Alex Kjerulf has a rare rant against Fast Company’s celebration of the provocative approach to management of Fernando Flores.

I don’t know what’s worse – the awful methods Flores employs; the fawning tone in the Fast Company article which makes him sound like a corporate superhero swooping in to save business in trouble; or the fact that he charges companies millions of dollars for his assistance.

To me this is one of the most disgusting business practices I’ve ever heard of. I’m all for honesty and openness but that is obviously NOT what Flores is preaching.

It’s hard to judge an approach by Fast Company’s treatment of it, but like any model, technique or philosophy, Flores’ notion of speech acts is open to abuse. Like Alex, I’m wary of scripted interventions and even more so of management hero-worship.

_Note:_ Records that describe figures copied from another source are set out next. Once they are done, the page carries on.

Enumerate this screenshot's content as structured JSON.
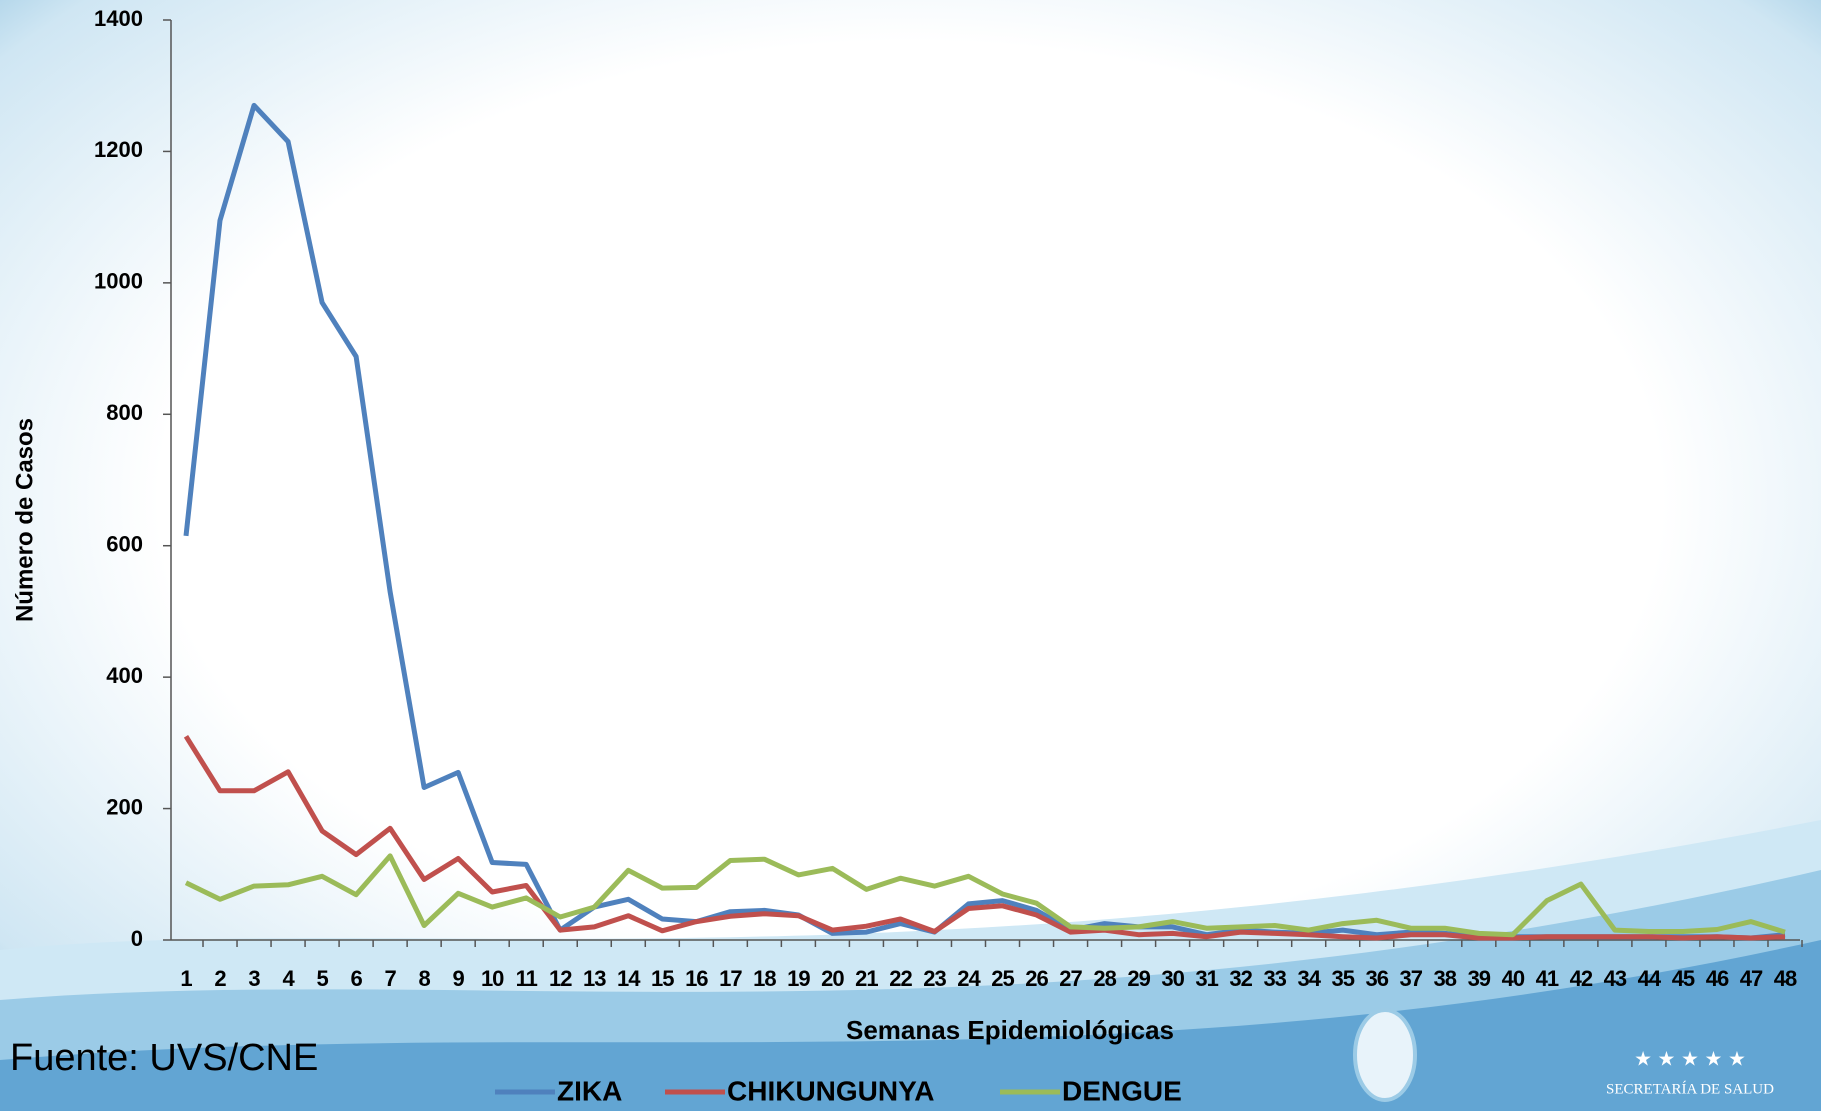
{
  "chart_data": {
    "type": "line",
    "x_label": "Semanas Epidemiológicas",
    "y_label": "Número de Casos",
    "source": "Fuente: UVS/CNE",
    "logo_text": "SECRETARÍA DE SALUD",
    "categories": [
      1,
      2,
      3,
      4,
      5,
      6,
      7,
      8,
      9,
      10,
      11,
      12,
      13,
      14,
      15,
      16,
      17,
      18,
      19,
      20,
      21,
      22,
      23,
      24,
      25,
      26,
      27,
      28,
      29,
      30,
      31,
      32,
      33,
      34,
      35,
      36,
      37,
      38,
      39,
      40,
      41,
      42,
      43,
      44,
      45,
      46,
      47,
      48
    ],
    "ylim": [
      0,
      1400
    ],
    "yticks": [
      0,
      200,
      400,
      600,
      800,
      1000,
      1200,
      1400
    ],
    "series": [
      {
        "name": "ZIKA",
        "color": "#4f81bd",
        "values": [
          615,
          1095,
          1270,
          1215,
          970,
          888,
          530,
          232,
          255,
          118,
          115,
          15,
          50,
          62,
          32,
          28,
          43,
          45,
          38,
          10,
          12,
          25,
          12,
          55,
          60,
          45,
          15,
          25,
          20,
          20,
          8,
          15,
          12,
          10,
          15,
          8,
          12,
          10,
          5,
          5,
          5,
          5,
          5,
          5,
          5,
          5,
          3,
          8
        ]
      },
      {
        "name": "CHIKUNGUNYA",
        "color": "#c0504d",
        "values": [
          310,
          227,
          227,
          256,
          166,
          130,
          170,
          92,
          124,
          73,
          83,
          15,
          20,
          37,
          14,
          28,
          36,
          40,
          37,
          15,
          21,
          32,
          13,
          48,
          52,
          38,
          12,
          15,
          8,
          10,
          5,
          12,
          10,
          8,
          5,
          3,
          8,
          8,
          3,
          3,
          5,
          5,
          5,
          5,
          3,
          5,
          3,
          5
        ]
      },
      {
        "name": "DENGUE",
        "color": "#9bbb59",
        "values": [
          87,
          62,
          82,
          84,
          97,
          69,
          128,
          22,
          71,
          50,
          64,
          35,
          50,
          106,
          79,
          80,
          121,
          123,
          99,
          109,
          77,
          94,
          82,
          97,
          70,
          56,
          20,
          18,
          20,
          28,
          18,
          20,
          22,
          15,
          25,
          30,
          18,
          18,
          10,
          8,
          60,
          85,
          15,
          13,
          13,
          16,
          28,
          12
        ]
      }
    ]
  }
}
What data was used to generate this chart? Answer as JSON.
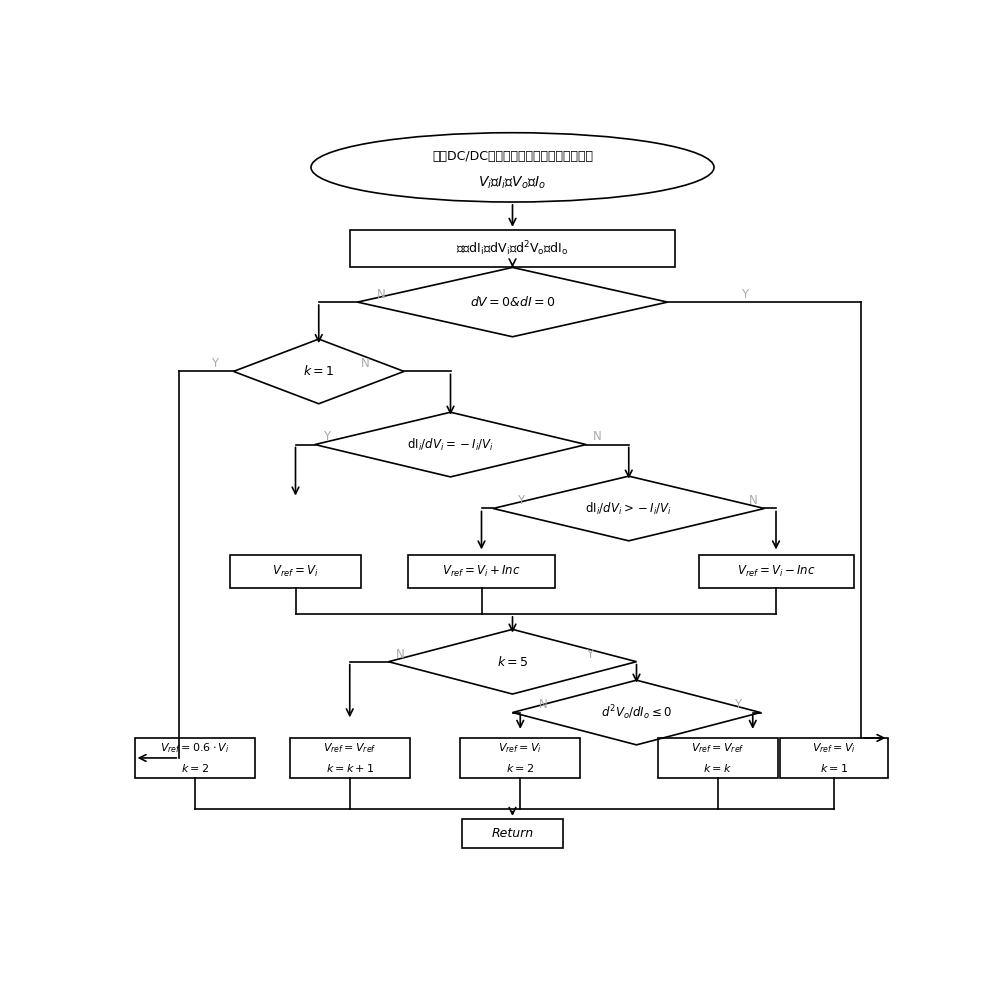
{
  "fig_width": 10.0,
  "fig_height": 9.84,
  "bg_color": "#ffffff",
  "line_color": "#000000",
  "text_color": "#000000",
  "label_color": "#aaaaaa",
  "lw": 1.2,
  "ellipse_line1": "记录DC/DC变化器的输入、输出电压、电流",
  "ellipse_line2": "$V_i$、$I_i$、$V_o$、$I_o$",
  "box1_text": "计算$\\mathrm{dI_i}$、$\\mathrm{dV_i}$、$\\mathrm{d^2V_o}$、$\\mathrm{dI_o}$",
  "d1_text": "$dV=0$&$dI=0$",
  "d2_text": "$k=1$",
  "d3_text": "$\\mathrm{dI}_i/dV_i=-I_i/V_i$",
  "d4_text": "$\\mathrm{dI}_i/dV_i>-I_i/V_i$",
  "d5_text": "$k=5$",
  "d6_text": "$d^2V_o/dI_o\\leq 0$",
  "bv1_text": "$V_{ref}=V_i$",
  "bv2_text": "$V_{ref}=V_i+Inc$",
  "bv3_text": "$V_{ref}=V_i-Inc$",
  "bb1_l1": "$V_{ref}=0.6\\cdot V_i$",
  "bb1_l2": "$k=2$",
  "bb2_l1": "$V_{ref}=V_{ref}$",
  "bb2_l2": "$k=k+1$",
  "bb3_l1": "$V_{ref}=V_i$",
  "bb3_l2": "$k=2$",
  "bb4_l1": "$V_{ref}=V_{ref}$",
  "bb4_l2": "$k=k$",
  "bb5_l1": "$V_{ref}=V_i$",
  "bb5_l2": "$k=1$",
  "ret_text": "Return",
  "xmin": 0,
  "xmax": 10,
  "ymin": 0,
  "ymax": 9.84
}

I’m also interested in the way we use language and I think Flores is on an interesting scent when he challenges managers. Politeness can be over-rated in conversations. Unfortunately, Flores’ own approach can just as easily ossify into a ritual. As the mystics say, the tao that can be named is not the tao.

The other interesting thing about Alex’s piece is the vociferous debate in the comments. I liked it a lot. Apart from anything else, I think it’s a fitting counterblast to ideas that as a species we can usefully agree on an explicit set of rules by which to conduct our conversations.

1 thought on “Speech rituals

  1. Matt Moore

    We do love our charismatic saviours with their simple theories of human behaviour.

    I suspect that Flores’ technique is very much bound up with his personality – so I’m not sure if it transfers well to a codified “method”.

    Flores does sound like an interesting character – tho his vision of honesty seems very macho – I can imagine him being played by Jack Nicholson in the biopic (“you want the truth? etc”).

    The language of “commitments” seems to be common in business at the moment – altho they seem to be used in a one-sided way – by managers to beat up subordinates. There’s a lack of reciprocation.

    And this may go for the “politeness” thing too. Many bosses want honesty from their subordinates – but they don’t want to be told anything bad.